Is big Decimal in Parquet big endian?
Describe the usage question you have. Please include as many useful details as possible.
It's not clear from description https://parquet.apache.org/docs/file-format/data-pages/encodings/ how are big Decimals (precision >= 18) placed. As I could understand they can be encoded as BYTE_ARRAY or FIXED_LEN_BYTE_ARRAY. But there're two ways to place "the bytes contained in the array" from memory: big endian and little endian. I.e. they are in LE in int128 in memory.
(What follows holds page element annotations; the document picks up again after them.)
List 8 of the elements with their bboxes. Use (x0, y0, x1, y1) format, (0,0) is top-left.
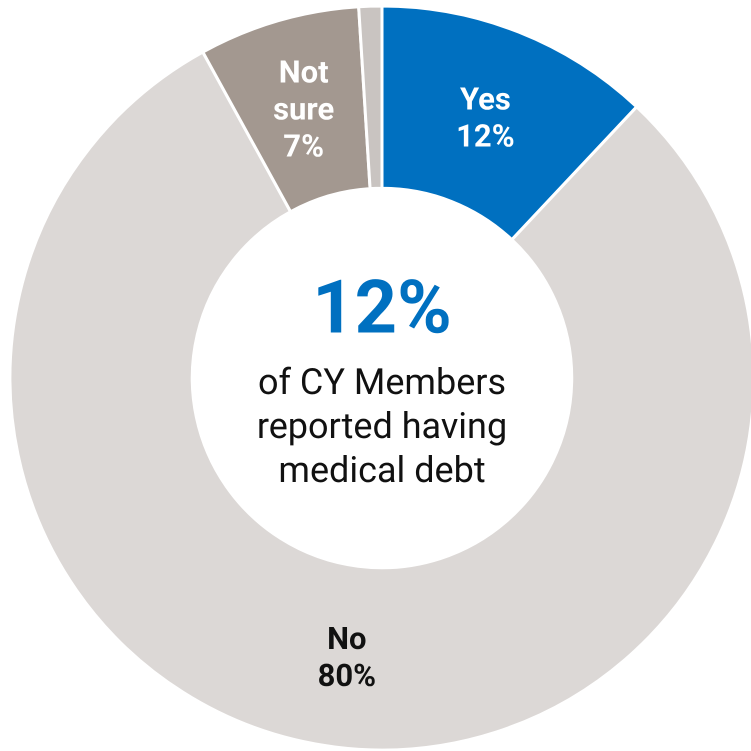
text: 12% (312, 264, 452, 352)
text: of CY Members reported having medical debt (256, 361, 508, 491)
slice-label: No (327, 620, 366, 657)
data-label: 7% (283, 126, 324, 164)
slice-label: Yes (460, 80, 511, 117)
slice-label: Not sure (273, 52, 334, 127)
data-label: 12% (456, 116, 515, 154)
data-label: 80% (318, 656, 376, 694)
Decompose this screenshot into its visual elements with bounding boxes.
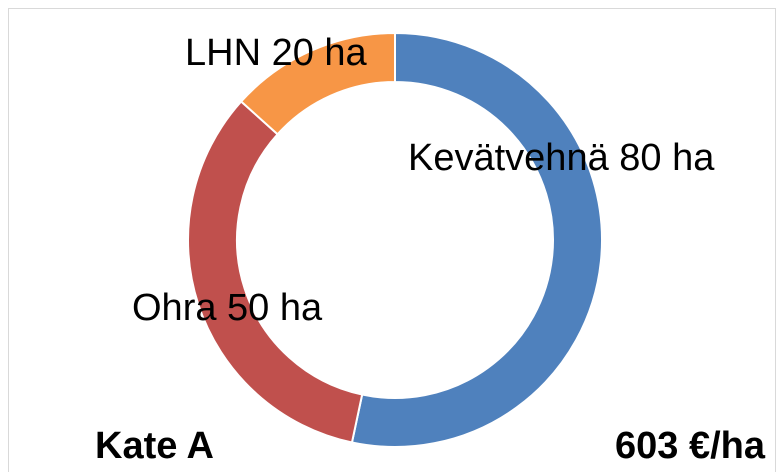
donut-slice [350,31,603,448]
donut-slice [239,31,396,136]
data-label: Ohra 50 ha [132,287,323,329]
annotation: 603 €/ha [615,425,766,467]
data-label: Kevätvehnä 80 ha [408,137,715,179]
chart-frame [8,8,776,472]
donut-slice [187,100,364,444]
data-label: LHN 20 ha [185,32,368,74]
annotation: Kate A [95,425,214,467]
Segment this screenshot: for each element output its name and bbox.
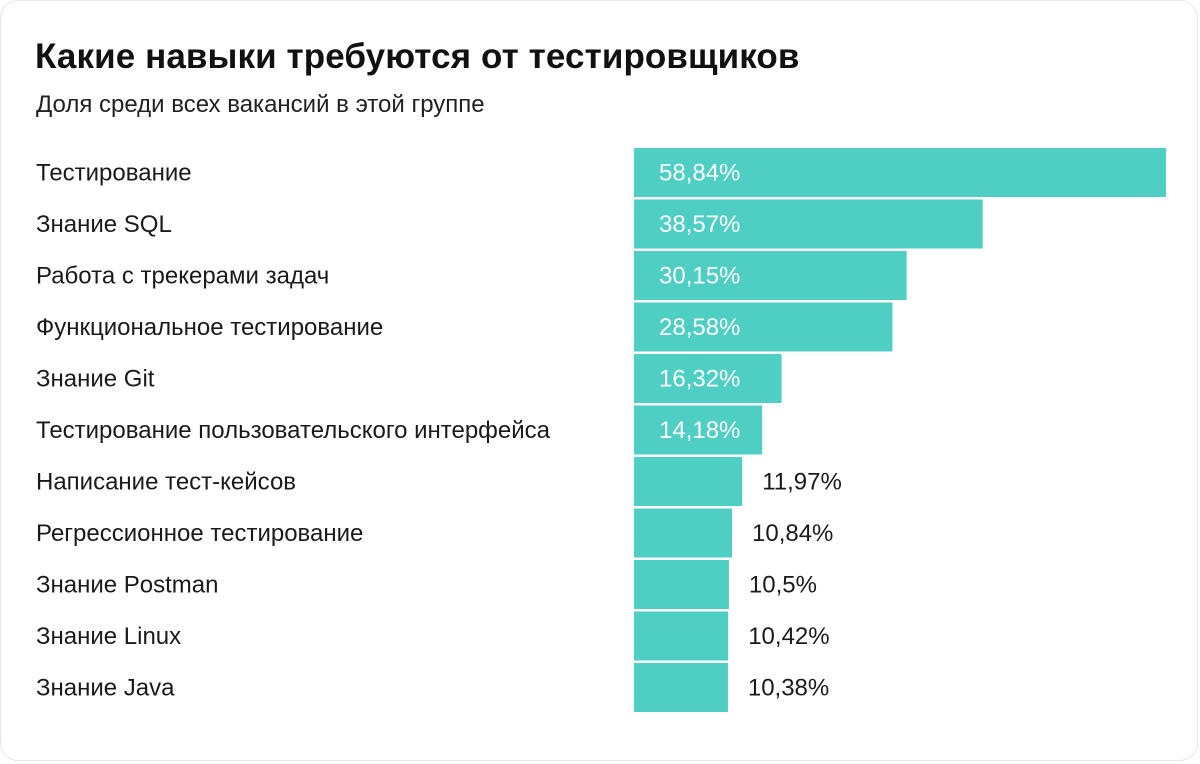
category-label: Знание Linux [36,623,181,650]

Could I place the bytes into FIXED_LEN_BYTE_ARRAY as is?
It's also not clean if there's some encoding over these decimal's bytes, should the data be swapped to correct endianness before of after the encoding?
Component(s)
No response
Hi @4ertus2, looking at the code, the Parquet Writer does not do anything special with high-precision decimal, the raw bytes of the un-scaled integer are written through BYTE_ARRAY and read back the same way (https://github.com/apache/parquet-java/blob/master/parquet-column/src/main/java/org/apache/parquet/column/values/plain/PlainValuesWriter.java#L52). Since the array is treated as an opaque blob, byte swapping would not be needed. I'll raise a change to add some comments in the code
For BYTE_ARRAY and FIXED_LEN_BYTE_ARRAY, the unscaled number must be encoded as two's complement using big-endian byte order (the most significant byte is the zeroth element)
This is clear per the spec: https://github.com/apache/parquet-format/blob/master/LogicalTypes.md#decimal
This is clear per the spec: https://github.com/apache/parquet-format/blob/master/LogicalTypes.md#decimal
I didn't find it there. Is this md a point of truth for specs? Any case it's not in sync with https://parquet.apache.org/docs/file-format/types/logicaltypes/
The question is mainly about the docs. I've already found that it needs a bswap128 in code.
Yes, those markdown files are the source of truth for specs. The site is unfortunately out of sync and we had a discussion to remove the spec from site by linking to the markdown files.